Abstract

Abstract:

The literature on ethnic fractionalization and conflict has yet to be extended to the American past. In particular, the empirical relationship between racial residential segregation and lynching is unknown. The existing economic, social, and political theories of lynching contain implicit hypotheses about the relationship between racial segregation and racial violence, consistent with more general theories of social conflict. Because Southern lynching occurred in rural and urban areas, traditional urban measures of racial segregation cannot be used to estimate the relationship. Earlier analysis has analyzed the relationship between lynching and racial proportions, a poor proxy for racial segregation.

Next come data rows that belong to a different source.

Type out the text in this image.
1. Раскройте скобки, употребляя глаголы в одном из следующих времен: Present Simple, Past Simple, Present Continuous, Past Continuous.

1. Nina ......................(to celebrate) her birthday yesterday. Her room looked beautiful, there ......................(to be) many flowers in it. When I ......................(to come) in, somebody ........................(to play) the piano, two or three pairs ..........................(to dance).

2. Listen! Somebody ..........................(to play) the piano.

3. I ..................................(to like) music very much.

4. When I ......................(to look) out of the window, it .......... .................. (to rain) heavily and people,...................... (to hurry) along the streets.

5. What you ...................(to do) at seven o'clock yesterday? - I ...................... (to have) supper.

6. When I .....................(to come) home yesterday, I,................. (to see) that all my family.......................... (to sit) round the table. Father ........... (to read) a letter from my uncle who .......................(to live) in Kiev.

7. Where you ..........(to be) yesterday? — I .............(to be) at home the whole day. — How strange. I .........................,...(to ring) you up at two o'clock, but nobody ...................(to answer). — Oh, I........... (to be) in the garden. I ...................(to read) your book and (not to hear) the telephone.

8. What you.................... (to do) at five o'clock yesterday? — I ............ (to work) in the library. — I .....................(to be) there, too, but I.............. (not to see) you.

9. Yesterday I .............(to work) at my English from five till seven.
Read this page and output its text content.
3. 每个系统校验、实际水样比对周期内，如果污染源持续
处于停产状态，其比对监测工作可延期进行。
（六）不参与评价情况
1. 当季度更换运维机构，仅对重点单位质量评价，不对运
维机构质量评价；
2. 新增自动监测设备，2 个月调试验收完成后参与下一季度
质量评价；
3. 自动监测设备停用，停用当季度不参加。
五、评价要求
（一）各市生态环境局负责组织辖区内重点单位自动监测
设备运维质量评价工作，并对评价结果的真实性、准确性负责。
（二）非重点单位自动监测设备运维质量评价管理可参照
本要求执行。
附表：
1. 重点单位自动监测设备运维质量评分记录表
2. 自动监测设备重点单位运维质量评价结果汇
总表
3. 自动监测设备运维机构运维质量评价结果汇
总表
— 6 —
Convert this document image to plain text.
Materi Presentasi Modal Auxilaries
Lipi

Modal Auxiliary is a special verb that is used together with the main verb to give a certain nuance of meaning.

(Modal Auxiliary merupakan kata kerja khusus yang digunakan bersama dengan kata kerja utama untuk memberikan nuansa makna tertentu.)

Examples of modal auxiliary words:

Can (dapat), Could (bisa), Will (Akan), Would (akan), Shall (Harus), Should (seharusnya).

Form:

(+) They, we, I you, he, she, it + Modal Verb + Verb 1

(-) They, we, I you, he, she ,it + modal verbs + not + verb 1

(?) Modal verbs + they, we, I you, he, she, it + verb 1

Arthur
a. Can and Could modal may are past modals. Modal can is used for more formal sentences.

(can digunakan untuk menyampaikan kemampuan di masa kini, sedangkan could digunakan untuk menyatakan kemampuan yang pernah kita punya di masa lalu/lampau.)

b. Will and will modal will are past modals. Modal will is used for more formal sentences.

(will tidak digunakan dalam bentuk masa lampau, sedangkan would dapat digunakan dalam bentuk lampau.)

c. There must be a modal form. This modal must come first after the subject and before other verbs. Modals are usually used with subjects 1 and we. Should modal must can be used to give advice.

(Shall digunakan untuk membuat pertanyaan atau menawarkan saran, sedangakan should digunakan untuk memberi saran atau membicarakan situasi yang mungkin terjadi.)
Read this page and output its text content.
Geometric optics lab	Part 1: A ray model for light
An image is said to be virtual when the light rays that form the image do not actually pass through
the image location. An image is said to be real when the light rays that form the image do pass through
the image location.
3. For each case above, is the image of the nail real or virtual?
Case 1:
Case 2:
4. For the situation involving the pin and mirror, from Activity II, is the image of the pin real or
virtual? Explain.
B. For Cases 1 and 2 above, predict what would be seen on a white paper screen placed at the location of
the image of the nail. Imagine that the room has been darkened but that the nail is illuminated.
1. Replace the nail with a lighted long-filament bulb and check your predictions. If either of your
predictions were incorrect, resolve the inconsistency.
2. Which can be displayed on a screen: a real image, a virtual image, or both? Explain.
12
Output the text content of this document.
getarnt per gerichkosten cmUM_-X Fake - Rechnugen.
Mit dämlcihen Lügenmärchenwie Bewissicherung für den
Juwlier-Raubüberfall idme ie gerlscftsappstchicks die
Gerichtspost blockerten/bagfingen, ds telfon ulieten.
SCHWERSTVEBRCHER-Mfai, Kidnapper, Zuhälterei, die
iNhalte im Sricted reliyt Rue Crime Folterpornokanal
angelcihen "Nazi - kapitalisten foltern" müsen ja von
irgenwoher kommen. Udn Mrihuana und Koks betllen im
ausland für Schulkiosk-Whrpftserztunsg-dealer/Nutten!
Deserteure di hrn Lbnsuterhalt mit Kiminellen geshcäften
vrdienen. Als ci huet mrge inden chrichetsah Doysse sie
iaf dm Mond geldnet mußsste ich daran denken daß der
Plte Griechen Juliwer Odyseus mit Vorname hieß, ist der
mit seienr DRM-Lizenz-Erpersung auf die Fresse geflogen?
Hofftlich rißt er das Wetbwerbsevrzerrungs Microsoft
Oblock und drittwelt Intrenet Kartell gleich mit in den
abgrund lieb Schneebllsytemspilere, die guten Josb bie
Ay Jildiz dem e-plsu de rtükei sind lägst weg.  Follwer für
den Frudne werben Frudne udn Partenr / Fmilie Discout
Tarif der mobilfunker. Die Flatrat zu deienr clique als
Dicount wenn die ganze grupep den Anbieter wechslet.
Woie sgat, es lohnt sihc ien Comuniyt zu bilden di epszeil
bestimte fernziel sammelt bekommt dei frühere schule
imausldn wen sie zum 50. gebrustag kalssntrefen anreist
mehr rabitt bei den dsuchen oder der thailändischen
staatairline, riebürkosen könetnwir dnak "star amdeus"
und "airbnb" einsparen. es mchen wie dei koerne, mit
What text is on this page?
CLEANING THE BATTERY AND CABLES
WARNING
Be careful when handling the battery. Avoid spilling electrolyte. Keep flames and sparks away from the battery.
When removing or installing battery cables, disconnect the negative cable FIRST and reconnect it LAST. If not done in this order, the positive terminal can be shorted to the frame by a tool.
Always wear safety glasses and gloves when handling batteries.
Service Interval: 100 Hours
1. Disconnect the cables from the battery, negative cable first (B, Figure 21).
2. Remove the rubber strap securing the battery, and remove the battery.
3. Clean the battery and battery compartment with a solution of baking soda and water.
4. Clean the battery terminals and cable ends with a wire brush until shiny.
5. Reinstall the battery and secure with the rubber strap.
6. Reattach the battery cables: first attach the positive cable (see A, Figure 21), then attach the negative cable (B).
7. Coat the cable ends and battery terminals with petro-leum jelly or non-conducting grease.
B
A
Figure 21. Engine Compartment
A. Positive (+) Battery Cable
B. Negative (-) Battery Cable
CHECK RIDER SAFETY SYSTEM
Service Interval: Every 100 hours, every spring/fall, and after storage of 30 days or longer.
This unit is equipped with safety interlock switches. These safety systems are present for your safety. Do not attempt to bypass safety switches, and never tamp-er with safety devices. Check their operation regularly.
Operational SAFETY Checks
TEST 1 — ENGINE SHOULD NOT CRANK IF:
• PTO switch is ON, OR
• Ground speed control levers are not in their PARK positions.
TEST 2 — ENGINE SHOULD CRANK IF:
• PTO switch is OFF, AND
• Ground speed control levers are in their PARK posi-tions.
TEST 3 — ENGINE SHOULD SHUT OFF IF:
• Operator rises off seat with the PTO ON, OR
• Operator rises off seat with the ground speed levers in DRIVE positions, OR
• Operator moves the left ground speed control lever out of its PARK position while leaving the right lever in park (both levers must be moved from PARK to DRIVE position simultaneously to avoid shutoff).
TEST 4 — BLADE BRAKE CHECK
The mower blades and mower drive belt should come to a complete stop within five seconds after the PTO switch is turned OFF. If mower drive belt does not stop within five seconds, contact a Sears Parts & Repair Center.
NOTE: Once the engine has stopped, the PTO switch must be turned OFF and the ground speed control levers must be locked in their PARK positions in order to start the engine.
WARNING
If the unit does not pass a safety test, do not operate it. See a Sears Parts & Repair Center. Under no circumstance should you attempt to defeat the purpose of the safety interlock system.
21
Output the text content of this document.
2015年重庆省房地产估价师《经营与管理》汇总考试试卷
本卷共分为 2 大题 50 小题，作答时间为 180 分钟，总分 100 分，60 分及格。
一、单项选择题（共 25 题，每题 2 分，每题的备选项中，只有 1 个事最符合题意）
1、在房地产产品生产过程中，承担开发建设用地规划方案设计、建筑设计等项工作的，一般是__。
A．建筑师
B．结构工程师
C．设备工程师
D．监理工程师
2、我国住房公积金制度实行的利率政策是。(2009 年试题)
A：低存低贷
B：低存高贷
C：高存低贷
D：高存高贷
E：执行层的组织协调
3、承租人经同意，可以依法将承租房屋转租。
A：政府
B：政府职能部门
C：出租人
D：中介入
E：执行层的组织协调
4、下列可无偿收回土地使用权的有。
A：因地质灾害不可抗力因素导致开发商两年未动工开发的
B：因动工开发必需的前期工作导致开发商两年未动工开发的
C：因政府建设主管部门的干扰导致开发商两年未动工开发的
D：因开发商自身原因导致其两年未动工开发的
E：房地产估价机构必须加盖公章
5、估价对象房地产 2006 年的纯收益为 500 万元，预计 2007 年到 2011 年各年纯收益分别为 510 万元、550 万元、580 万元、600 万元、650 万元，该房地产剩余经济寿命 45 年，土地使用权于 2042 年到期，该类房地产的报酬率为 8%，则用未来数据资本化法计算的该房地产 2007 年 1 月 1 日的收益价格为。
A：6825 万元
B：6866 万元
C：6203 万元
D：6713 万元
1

We use a newly developed household-level measure of residential segregation (Logan and Parman 2017) that can distinguish between the effects of increasing racial homogeneity of a location and the tendency to segregate within a location given a particular racial composition to estimate the correlation between racial segregation and lynching in the southern counties of the United States. We find that conditional on racial composition, racially segregated counties were much more likely to experience lynchings. Consistent with the hypothesis that segregation is related to interracial violence, we find that segregation is highly correlated with African American lynching but uncorrelated with white lynching. These results extend the analysis of racial/ethnic conflict into the past and show that the effects of social interactions and interracial proximity in rural areas are as important as those in urban areas.